East Anglian Weekend

Last weekend Sue and I did a trip to some of our favourite birdwatching spots in East Anglia. As followers of this blog will know we often holiday in East Anglia since it is one of the prime birdwatching areas in the UK. This year however we have been unable to schedule a long trip to the area and so we decided to do a whirlwind tour.

We started out driving from London to Minsmere in Suffolk. It would be true to say that the beginning was not promising as we must have experienced pretty much most forms of weather during the journey – Snow, hail, driving rain, gale force winds and bright sunshine! But by the time we arrived at Minsmere most seem to have blown through and we were left with the strong northerly winds, not ideal conditions for spring birdwatching. We set out to do a circuit of the scrape and were rewarded with sightings of the usual resident waterfowl. A distant Red Kite and a Marsh Harrier were a surprise given the strong winds, but the best sighting was brief and unsatisfying. As we walked along the beach, there was a flash of a white wing patch as a bird flew ahead of us – A Snow Bunting. Sadly we were unable to re-locate it as we went further and this remained our only view. Arriving back at the visitor centre, I heard that a a pair of Smew had been seen at North Hide, so I hurried off there but they had already departed. I did however, have a close view of a Jack Snipe.

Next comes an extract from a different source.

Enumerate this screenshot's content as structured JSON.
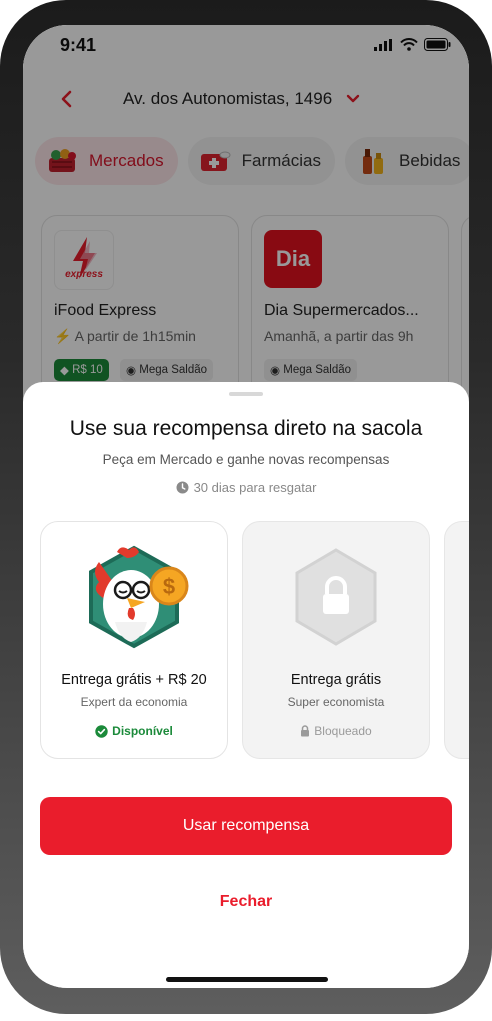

Staying overnight at Lowestoft, the following morning we drove to Cley on the North Norfolk coast. The weather today was much more favourable and I set out for Bishops Hide, in search of a pair of Garganey, a summer visitor to the UK. Sadly they too had moved on, although later a pair was located down the road at Salthouse marsh. The usual waterfowl were present, but there was little evidence of spring migration having started. I walked out to the hides in the centre of the reed bed and again all that was to be seen were the usual waterfowl. A single Bearded Reedling flew across the path on my way back to the visitors centre and a Chiffchaff called from the reeds. A spring migrant possibly, although increasingly it is a species which is spending the winter with us.

After a stop at Sue’s favourite craft market in Burnham Deepdale, we continued to the RSPB reserve at Titchwell, where the highlight was a pair of Brambling on the feeders. From here we drove to Kings Lynn where we spent the night.

Brambling.
Photo by Caroline Legg (https://www.flickr.com/photos/128941223@N02/)

On our final day we headed south again, stopping at the WWT reserve at Welney on the Ouse washes. Here again I was hopeful of finding a Garganey that had been present the previous day. However once again I was to be foiled. We did however see another Jack Snipe and a white-fronted Goose.

However the highlight of the day was a Common Crane which flew past the Observatory at close distance. My previous sightings have always been at distance but this one was so near it seemed like you could reach out and touch it! Great way to end our trip.

Common Crane in flight.
Photo by Sentanu Sen (https://www.flickr.com/photos/santanu_sen/)

Then it was time to head back to London. Although Spring migration was not evident we still managed to see some good birds – Jack Snipe, Bearded Reedling, Brambling, but above all the image of the Crane flying past will be one I will remember.